Page 89 of His

Kat

At the end of the driveway, I caught the motion sensor. The iron gate rattled open in front of me. I stared out at the curving road.

I didn’t want to leave.

So ridiculous. Insane. But there was something at the back of my mind, something that was nagging at me. I didn’t know what it was.

The sound of a car engine came to my ears as though from a distance. I could hear it coming around a lower bend in the road. All I had to do was run out into the middle of the road, wave my arms. I was free. I could go home.

What was it he had said that troubled me so much?

The car’s engine grew louder, and I closed my eyes, my hands at my temples. Thinking back. He wanted to let me go. Surely he knew that I was going to go to the police. He hadn’t even asked me not to tell anyone.

Bored.

The car came around the bend, but I was already running back up toward the house, the troubled feeling in my mind coalescing into something as clear and bright as words on a page. I knew what he meant.

Bored—that was the reason I’d tried to commit suicide. That was what I’d told him.

I ran up the porch and banged on the door, the feeling of dread growing inside of me.

“Gav!” I shouted. “Gav! Let me in!”

The door knob rattled in my hand, but the deadbolt was secure.

“Gav!”

No response.

I went to the window, banging on the pane. I tried to look in, but the glare of the sun reflected off of the glass, and I could see nothing inside. I raised my hand to break the windowpane, and then hesitated. But only for a second.

What is he going to do, kill me?

Gav

The darkness descended, but this time it was not the darkness of my shadow. Shadows need light to exist, and where I was going there was nothing, nothing at all.

Around my neck I felt a strange tug and tension cutting off my blood. My heart pounded loud, drowning out everything. My body kicked once, then again, and I only sensed the body kicking, could not feel it myself. I was already drifting away into the darkness.

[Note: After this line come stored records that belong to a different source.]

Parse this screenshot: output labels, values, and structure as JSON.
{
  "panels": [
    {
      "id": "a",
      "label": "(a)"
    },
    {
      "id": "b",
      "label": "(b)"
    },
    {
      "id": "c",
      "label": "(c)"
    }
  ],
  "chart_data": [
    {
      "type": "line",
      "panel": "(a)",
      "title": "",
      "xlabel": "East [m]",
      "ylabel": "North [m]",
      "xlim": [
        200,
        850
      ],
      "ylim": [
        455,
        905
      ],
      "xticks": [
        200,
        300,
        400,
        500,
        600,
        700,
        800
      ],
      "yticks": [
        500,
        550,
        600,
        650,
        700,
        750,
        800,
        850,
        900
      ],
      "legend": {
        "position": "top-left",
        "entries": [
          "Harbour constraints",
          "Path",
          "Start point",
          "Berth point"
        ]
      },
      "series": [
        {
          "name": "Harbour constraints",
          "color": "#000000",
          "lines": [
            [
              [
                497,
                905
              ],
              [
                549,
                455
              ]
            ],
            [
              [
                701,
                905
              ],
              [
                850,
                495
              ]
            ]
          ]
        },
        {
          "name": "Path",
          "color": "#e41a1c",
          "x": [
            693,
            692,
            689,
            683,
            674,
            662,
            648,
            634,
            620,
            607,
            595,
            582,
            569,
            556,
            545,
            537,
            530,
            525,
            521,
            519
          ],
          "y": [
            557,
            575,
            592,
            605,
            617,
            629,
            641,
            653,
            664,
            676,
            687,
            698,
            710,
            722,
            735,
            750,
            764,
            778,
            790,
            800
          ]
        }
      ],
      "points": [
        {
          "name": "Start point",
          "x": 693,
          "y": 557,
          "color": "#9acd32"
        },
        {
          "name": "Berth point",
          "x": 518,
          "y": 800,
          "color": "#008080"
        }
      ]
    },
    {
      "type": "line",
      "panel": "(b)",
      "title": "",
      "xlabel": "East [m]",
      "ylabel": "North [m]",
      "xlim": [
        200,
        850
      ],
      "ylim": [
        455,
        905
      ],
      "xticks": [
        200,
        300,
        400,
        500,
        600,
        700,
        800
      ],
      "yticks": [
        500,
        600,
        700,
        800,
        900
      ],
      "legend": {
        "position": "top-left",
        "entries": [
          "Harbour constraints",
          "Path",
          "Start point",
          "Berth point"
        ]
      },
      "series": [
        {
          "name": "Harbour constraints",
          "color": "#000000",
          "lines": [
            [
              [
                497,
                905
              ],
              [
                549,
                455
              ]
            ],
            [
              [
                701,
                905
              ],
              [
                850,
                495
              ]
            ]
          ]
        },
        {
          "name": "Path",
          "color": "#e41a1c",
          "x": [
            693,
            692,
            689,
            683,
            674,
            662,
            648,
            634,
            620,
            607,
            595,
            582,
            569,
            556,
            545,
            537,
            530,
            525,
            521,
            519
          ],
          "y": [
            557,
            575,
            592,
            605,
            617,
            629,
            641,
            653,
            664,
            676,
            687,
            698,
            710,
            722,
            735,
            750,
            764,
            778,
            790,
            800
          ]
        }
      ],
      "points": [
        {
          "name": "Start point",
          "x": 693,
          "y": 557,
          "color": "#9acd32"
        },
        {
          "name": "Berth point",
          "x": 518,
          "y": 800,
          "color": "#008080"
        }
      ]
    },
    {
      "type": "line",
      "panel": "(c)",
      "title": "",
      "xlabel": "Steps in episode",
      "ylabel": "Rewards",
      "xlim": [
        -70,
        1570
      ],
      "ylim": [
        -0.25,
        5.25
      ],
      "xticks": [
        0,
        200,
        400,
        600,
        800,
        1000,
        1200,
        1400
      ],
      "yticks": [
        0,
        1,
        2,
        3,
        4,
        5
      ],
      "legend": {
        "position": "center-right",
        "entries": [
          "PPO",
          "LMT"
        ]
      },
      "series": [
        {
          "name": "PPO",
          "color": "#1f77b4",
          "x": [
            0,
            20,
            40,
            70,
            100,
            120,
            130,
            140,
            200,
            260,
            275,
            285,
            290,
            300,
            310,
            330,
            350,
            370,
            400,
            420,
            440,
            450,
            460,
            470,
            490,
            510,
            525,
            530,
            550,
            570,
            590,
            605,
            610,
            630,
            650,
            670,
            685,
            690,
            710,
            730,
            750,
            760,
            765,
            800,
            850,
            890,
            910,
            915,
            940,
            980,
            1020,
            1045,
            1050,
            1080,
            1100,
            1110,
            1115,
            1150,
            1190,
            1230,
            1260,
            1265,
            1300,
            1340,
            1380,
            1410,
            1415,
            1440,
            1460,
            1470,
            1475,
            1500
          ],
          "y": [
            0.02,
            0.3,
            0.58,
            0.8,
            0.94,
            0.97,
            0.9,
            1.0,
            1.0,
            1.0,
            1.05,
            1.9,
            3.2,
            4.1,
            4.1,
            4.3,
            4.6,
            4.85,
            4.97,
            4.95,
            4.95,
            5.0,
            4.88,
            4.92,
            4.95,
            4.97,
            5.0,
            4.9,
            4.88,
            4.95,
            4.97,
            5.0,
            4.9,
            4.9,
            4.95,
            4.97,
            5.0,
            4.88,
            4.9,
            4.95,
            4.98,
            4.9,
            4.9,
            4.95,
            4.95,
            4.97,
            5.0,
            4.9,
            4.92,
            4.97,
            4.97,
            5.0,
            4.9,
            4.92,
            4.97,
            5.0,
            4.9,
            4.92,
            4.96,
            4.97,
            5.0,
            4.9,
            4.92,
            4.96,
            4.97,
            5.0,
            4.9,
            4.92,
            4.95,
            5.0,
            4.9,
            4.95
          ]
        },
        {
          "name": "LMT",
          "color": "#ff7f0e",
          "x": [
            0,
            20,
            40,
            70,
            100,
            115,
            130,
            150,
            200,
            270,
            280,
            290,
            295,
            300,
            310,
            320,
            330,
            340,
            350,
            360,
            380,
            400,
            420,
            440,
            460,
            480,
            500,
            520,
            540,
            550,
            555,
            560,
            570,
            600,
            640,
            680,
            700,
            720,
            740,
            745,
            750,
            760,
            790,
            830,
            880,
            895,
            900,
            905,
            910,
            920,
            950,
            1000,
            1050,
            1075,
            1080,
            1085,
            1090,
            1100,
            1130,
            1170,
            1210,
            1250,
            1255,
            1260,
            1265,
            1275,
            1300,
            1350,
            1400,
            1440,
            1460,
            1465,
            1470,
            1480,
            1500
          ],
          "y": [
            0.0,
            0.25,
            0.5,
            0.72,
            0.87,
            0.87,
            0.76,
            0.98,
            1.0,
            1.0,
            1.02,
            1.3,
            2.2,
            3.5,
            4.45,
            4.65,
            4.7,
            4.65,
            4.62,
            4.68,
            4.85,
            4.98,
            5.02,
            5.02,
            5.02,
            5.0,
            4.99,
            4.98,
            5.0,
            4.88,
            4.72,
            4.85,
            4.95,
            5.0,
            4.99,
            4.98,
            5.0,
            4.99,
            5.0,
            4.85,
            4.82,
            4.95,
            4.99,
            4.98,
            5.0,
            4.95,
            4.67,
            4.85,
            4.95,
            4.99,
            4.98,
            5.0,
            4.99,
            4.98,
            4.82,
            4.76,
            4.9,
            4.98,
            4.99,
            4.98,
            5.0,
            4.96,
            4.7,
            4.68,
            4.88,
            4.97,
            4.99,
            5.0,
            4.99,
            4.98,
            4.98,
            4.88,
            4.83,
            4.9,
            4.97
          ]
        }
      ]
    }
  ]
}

This was a dark like fog, so thick it slid over my skin. A soft, enveloping darkness. A peaceful void that I fell into knowingly, longing to lose myself. It was the same thing you sink into halfway on your way to sleep - an ether, thick and palpable. The murmuring fog cradled me, turning me in its arms.

My breath stopped. My lungs were empty. I was empty, blissfully empty. The sound of my heartbeat faded, slowed to a dull murmur. The shadow of a heartbeat.

The sound of the fog - lord, how can I describe it? Pick up a shell and hold it to your ear. It’s not the ocean you hear, but rather a reverberation of static noise. That was the sound of the fog, a low roar coming from nowhere and filling everything. It was a dull roar, a noise that tickled at my senses without letting me hear anything else. The sound came through my body and filled me, too, a peaceful static.

The noose tightened on my neck, but it didn’t hurt. Nothing hurt. I was weightless now, floating away into the dark fog, leaving my shadow and all shadows behind.

Kat

I broke through the window, stepping carefully inside so I wouldn’t cut myself.

“Gav!” I cried.

I checked the living room, the kitchen. He wasn’t there. I heard a noise from upstairs. The bedroom. I stumbled up the steps and raced down the hallway.

“Gav!”

I banged open the door and saw the rope, the chair, and his body, his beautiful body, hanging limp in the middle of the air. Like he was floating.